Thinking about animals in terms of their evolutionary differences has become commonplace. The EDGE indicator is one of the indicators selected for post-2020 global biodiversity framework—a major biodiversity treaty adopted by the United Nations in December 2022. Redlisting Organization of Endangered Species, Alliance Nature Conservancy International, also has a phylogenetic diversity task force, of which Gumbs is vice president. A growing focus, says Gumbs, is on protecting entire ecosystems that preserve many evolutionarily distinct species of plants and animals, rather than focusing on single species.
Of course, evolutionary divergence is just one way to think about conservation priorities. Teams that decide which projects to fund, where to place reserves, and which species to focus on tend to consider many factors before making any major decisions. Rafael Molina Venegas, professor of plant biodiversity at the Universidad Autónoma de Madrid, Spain, says the EDGE2 metric has an interesting twist. If you think of all the species out there as one-of-a-kind books, evolutionary distinct species are like very old, unique books with only a handful of copies. If you lose these rare species, a whole treasure of the world’s evolutionary history will be lost forever.
And there is another reason to care about evolutionary differences. Research by Molina Venegas has found that if we select plant species based on their evolutionary uniqueness, we end up preserving more plant species. useful for humans than if we take a random approach to species selection. In other words, achieving uniqueness seems to be a practical way to think about which species to protect.

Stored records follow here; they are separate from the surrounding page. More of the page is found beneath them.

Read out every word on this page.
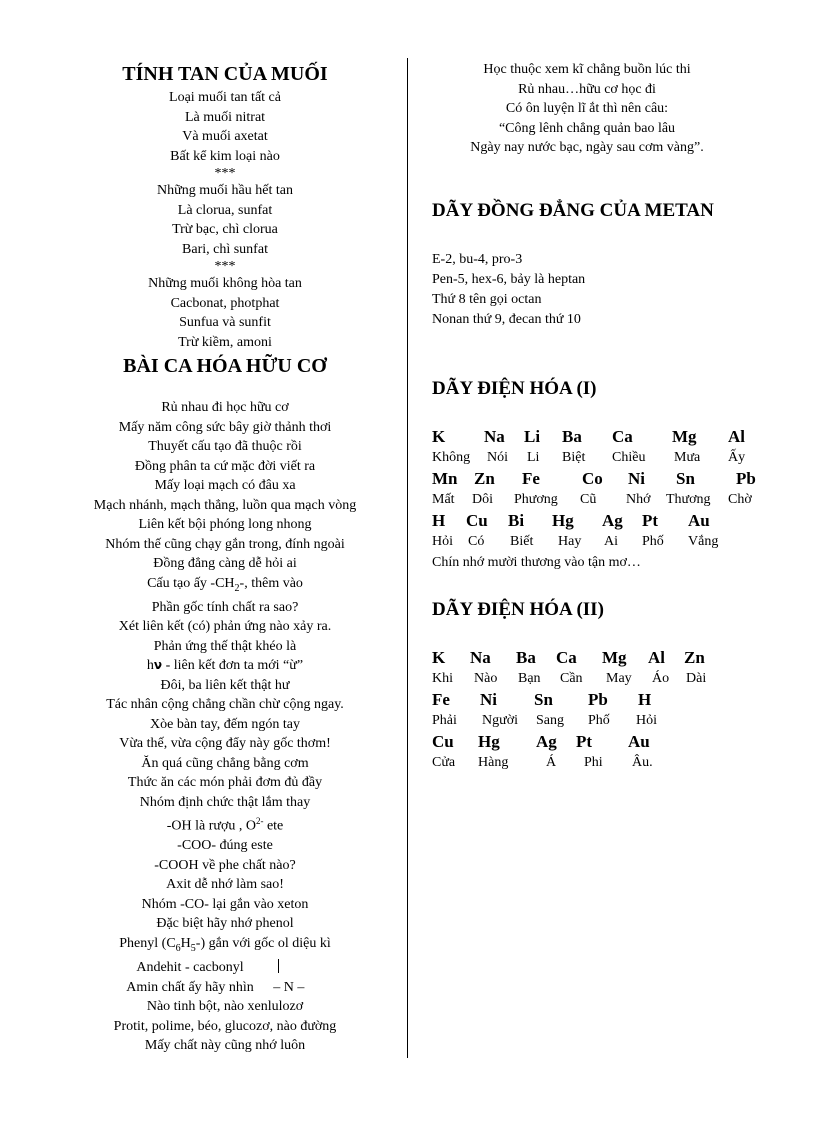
TÍNH TAN CỦA MUỐI
Loại muối tan tất cả
Là muối nitrat
Và muối axetat
Bất kể kim loại nào
***
Những muối hầu hết tan
Là clorua, sunfat
Trừ bạc, chì clorua
Bari, chì sunfat
***
Những muối không hòa tan
Cacbonat, photphat
Sunfua và sunfit
Trừ kiềm, amoni
BÀI CA HÓA HỮU CƠ
Rủ nhau đi học hữu cơ
Mấy năm công sức bây giờ thảnh thơi
Thuyết cấu tạo đã thuộc rồi
Đồng phân ta cứ mặc đời viết ra
Mấy loại mạch có đâu xa
Mạch nhánh, mạch thẳng, luồn qua mạch vòng
Liên kết bội phóng long nhong
Nhóm thế cũng chạy gắn trong, đính ngoài
Đồng đẳng càng dễ hỏi ai
Cấu tạo ấy $-CH_2-$, thêm vào
Phần gốc tính chất ra sao?
Xét liên kết (có) phản ứng nào xảy ra.
Phản ứng thế thật khéo là
hν - liên kết đơn ta mới “ừ”
Đôi, ba liên kết thật hư
Tác nhân cộng chẳng chần chừ cộng ngay.
Xòe bàn tay, đếm ngón tay
Vừa thế, vừa cộng đẩy này gốc thơm!
Ăn quá cũng chẳng bằng cơm
Thức ăn các món phải đơm đủ đầy
Nhóm định chức thật lắm thay
-OH là rượu , $O^{2-}$ ete
-COO- đúng este
-COOH về phe chất nào?
Axit dễ nhớ làm sao!
Nhóm -CO- lại gắn vào xeton
Đặc biệt hãy nhớ phenol
Phenyl $(C_6H_5-)$ gắn với gốc ol diệu kì
Andehit - cacbonyl
Amin chất ấy hãy nhìn – N –
Nào tinh bột, nào xenlulozơ
Protit, polime, béo, glucozơ, nào đường
Mấy chất này cũng nhớ luôn
Học thuộc xem kĩ chẳng buồn lúc thi
Rủ nhau…hữu cơ học đi
Có ôn luyện lĩ ắt thì nên câu:
“Công lênh chẳng quản bao lâu
Ngày nay nước bạc, ngày sau cơm vàng”.
DÃY ĐỒNG ĐẲNG CỦA METAN
E-2, bu-4, pro-3
Pen-5, hex-6, bảy là heptan
Thứ 8 tên gọi octan
Nonan thứ 9, đecan thứ 10
DÃY ĐIỆN HÓA (I)
K Na Li Ba Ca Mg Al
Không Nói Li Biệt Chiều Mưa Ấy
Mn Zn Fe Co Ni Sn Pb
Mất Dôi Phương Cũ Nhớ Thương Chờ
H Cu Bi Hg Ag Pt Au
Hỏi Có Biết Hay Ai Phố Vắng
Chín nhớ mười thương vào tận mơ…
DÃY ĐIỆN HÓA (II)
K Na Ba Ca Mg Al Zn
Khi Nào Bạn Cần May Áo Dài
Fe Ni Sn Pb H
Phải Người Sang Phố Hỏi
Cu Hg Ag Pt Au
Cửa Hàng	Á Phi Âu.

One way to think about the EDGE stat is to imagine a fierce battle. A rogue asteroid is one year away from destroying Earth. Fortunately, scientists have identified a completely empty Earth-like planet elsewhere in the Universe. All we have to do is decide which species we want to put on our spacecraft and bring to the new planet. Molina Venegas says that evolutionary divergence might not be a bad starting point. That way, you’ll bring along a variety of creatures, each with a unique function on the new planet. “The hope is that they will complement each other in the new ecosystem that will have to grow there,” he said.
In many ways, humans are waging a fierce slow-motion battle over Earth’s biodiversity. We don’t have to be ready for spaceship just yet, but we do need to think carefully about the tools we have to prevent the loss of irreplaceable species. We have tools like scientific research, gene banks and sanctuaries. The way we think about biodiversity is also an important tool. Everyone wants to save the animals, but we live in a world where species are competing for limited conservation resources and against humanity’s brutal expansion. Unless we make tough decisions about which species to protect, the math won’t match.